[7] His moral principles are reduced to these:—“1. Mercy established on an immovable basis. 2. Aversion to all cruelty. 3. A boundless compassion for all creatures.” Quoted from Klaproth by Huc, Chinese Empire, xv. Buddhism was to Brahminism, sacerdotally, what early Christianity was to Mosaism.
[8] All the varieties of the bear tribe, it is perhaps scarcely necessary to observe, are by organisation, and therefore by preference, frugivorous. It is from necessity only, for the most part, that they seek for flesh.
[9] Compare Montaigne (Essais, Book II., chap. 12), who, to the shame of the popular opinion of the present day, ably maintains the same thesis.
[10] The allegory of the trials and final purification of the soul was a favourite one with the Greeks, in the charming story of the loves and sorrows of Psyche and Eros. Apuleius inserted it in his fiction of The Golden Ass, and it constantly occurs in Greek and modern art.

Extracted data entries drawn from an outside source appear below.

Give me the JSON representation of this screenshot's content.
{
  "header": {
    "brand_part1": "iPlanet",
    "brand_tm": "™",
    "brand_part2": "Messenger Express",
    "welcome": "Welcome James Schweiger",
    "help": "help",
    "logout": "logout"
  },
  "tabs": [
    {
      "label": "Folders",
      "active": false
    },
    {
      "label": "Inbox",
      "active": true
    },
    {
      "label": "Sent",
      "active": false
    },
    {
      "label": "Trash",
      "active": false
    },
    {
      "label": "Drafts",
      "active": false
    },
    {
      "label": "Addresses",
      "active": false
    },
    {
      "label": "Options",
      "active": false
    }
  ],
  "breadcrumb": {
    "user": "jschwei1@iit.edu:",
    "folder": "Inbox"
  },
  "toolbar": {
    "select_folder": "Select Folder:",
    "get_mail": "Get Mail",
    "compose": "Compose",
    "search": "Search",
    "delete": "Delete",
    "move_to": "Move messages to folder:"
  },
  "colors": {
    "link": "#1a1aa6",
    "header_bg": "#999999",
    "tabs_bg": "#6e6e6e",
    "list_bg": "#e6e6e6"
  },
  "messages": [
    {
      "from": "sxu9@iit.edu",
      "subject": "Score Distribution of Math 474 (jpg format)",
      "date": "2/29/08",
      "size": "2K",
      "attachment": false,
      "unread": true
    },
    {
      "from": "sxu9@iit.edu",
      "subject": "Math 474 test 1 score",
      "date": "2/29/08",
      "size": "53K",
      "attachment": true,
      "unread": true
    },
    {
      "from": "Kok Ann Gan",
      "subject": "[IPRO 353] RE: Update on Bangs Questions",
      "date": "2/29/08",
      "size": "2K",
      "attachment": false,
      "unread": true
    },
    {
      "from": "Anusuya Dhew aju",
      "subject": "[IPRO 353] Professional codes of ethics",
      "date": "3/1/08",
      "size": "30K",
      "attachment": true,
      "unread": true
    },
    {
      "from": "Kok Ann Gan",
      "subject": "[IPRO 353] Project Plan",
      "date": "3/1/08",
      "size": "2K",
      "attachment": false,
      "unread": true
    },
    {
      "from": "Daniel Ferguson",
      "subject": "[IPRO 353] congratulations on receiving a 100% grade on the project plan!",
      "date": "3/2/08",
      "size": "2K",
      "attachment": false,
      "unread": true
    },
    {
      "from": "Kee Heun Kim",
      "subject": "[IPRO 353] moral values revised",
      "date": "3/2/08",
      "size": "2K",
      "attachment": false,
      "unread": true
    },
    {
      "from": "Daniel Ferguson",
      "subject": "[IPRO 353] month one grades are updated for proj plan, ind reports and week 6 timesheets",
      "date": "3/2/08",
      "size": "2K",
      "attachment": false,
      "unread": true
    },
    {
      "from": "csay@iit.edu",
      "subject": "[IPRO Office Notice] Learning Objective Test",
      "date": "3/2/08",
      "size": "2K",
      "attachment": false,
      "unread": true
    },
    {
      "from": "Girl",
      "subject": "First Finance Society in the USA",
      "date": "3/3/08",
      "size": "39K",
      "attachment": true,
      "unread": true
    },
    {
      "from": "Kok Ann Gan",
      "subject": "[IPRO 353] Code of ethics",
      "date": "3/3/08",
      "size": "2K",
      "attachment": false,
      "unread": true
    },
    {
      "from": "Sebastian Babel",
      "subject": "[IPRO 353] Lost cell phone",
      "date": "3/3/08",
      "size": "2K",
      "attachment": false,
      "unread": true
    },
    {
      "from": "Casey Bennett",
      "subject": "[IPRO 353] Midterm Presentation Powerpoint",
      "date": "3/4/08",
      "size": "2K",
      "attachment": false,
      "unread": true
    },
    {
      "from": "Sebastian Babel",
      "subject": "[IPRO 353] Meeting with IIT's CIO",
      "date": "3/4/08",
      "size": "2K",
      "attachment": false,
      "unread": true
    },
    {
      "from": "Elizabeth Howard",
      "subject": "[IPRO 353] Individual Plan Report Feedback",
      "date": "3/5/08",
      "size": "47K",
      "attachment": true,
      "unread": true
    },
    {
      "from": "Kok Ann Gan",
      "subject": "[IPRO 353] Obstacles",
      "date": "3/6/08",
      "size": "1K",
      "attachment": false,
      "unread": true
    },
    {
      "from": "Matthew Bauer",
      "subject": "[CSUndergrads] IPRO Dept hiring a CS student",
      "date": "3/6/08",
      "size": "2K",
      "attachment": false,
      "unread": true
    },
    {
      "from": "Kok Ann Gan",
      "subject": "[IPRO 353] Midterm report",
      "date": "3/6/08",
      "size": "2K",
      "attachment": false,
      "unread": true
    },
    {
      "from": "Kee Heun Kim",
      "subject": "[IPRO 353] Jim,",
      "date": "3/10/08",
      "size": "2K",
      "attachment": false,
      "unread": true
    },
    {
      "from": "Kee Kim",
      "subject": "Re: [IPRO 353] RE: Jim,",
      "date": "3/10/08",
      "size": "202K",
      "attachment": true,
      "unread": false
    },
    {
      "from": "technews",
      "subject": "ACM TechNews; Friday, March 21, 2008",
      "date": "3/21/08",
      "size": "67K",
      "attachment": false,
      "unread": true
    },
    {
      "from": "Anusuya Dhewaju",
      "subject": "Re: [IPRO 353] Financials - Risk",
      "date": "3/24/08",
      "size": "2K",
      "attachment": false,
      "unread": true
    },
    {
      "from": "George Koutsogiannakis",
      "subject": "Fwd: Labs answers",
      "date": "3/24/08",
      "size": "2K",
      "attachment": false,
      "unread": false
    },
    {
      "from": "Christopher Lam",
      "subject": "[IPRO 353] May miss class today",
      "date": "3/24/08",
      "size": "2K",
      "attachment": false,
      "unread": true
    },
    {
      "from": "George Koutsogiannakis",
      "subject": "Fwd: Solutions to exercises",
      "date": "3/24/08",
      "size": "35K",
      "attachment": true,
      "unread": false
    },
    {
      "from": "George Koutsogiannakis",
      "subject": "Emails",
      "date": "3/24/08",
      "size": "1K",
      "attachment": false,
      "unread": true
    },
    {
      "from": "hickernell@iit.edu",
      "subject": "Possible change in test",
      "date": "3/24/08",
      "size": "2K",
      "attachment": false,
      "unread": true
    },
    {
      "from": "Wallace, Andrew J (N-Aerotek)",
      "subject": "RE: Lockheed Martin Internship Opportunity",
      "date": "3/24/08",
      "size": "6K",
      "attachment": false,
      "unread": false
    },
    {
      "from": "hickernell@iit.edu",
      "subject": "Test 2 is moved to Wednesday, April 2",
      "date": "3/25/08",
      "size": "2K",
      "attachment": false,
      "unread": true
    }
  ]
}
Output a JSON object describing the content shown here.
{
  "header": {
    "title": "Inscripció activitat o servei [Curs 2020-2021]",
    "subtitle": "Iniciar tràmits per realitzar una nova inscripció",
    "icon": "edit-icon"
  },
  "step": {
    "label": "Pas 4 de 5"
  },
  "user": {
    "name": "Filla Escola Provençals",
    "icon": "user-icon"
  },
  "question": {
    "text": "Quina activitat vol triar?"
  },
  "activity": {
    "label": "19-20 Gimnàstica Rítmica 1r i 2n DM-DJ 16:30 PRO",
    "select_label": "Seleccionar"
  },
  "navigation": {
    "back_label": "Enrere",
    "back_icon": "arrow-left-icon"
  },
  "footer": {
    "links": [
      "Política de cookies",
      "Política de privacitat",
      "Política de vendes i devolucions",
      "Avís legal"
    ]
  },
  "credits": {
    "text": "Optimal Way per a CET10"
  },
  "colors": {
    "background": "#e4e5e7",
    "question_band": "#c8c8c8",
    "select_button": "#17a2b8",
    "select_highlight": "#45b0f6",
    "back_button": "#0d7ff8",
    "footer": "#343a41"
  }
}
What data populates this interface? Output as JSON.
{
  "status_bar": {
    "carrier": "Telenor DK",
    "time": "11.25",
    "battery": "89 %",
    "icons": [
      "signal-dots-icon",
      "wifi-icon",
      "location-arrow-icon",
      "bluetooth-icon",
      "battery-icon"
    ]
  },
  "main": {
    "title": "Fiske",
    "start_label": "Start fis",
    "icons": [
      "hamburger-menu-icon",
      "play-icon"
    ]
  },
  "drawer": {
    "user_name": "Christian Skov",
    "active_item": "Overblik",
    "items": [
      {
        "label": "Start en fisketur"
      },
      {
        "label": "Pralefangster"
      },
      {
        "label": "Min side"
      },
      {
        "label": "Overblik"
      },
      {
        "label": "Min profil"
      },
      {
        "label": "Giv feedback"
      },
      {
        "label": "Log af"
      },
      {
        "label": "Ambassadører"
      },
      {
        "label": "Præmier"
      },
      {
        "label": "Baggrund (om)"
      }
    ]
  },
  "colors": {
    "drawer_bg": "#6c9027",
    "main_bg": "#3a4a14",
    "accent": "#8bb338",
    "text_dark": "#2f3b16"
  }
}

[11] Beans, like lean flesh, are very nitrogenous, and it is possible that Pythagoras may have deemed them too invigorating a diet for the more aspiring ascetics. This may seem at least a more solid reason than the absurd conjectures to which we have referred.
[12] “As regards the fruits of this system of training or belief (the Pythagorean), it is interesting to remark,” says the author of the article Pythagoras in Dr. Smith’s Dictionary of Greek and Roman Biography, “that, wherever we have notices of distinguished Pythagoreans, we usually hear of them as men of great uprightness, conscientiousness, and self-restraint, and as capable of devoted and enduring friendship.” Amongst them the names of Archytas, and Damon, and Phintias are particularly eminent. Archytas was one of the very greatest geniuses of antiquity: he was distinguished alike as a philosopher, mathematician, statesman, and general. In mechanics he was the inventor of the wooden flying dove—one of the wonders of the older world. Empedokles (the Apollonius of the 5th century B.C.), who devoted his marvellous attainments to the service of humanity, may be claimed as, at least in part, a follower of Pythagoras.
[13] “Quæ Philosophia fuit, facta Philologia est.” (Ep. cviii.) Compare Montaigne, Essais, i., 24, on Pedantry, where he admirably distinguishes between wisdom and learning.
[14] The Republic of Plato. By Davies and Vaughan.
[15] In support of this thesis Plato adduces arguments derived from analogy. Amongst the non-human species the sexes, he points out, are nearly equal in strength and intelligence. In human savage life the difference is far less marked than in artificial conditions of life.
[16] Ὄψον—the name given by the Greeks generally to everything which they considered rather as a “relish” than a necessary. Bread was held to be—not only in name but in fact—the veritable “staff of life.” Olives, figs, cheese, and, at Athens especially, fish were the ordinary Ὄψον.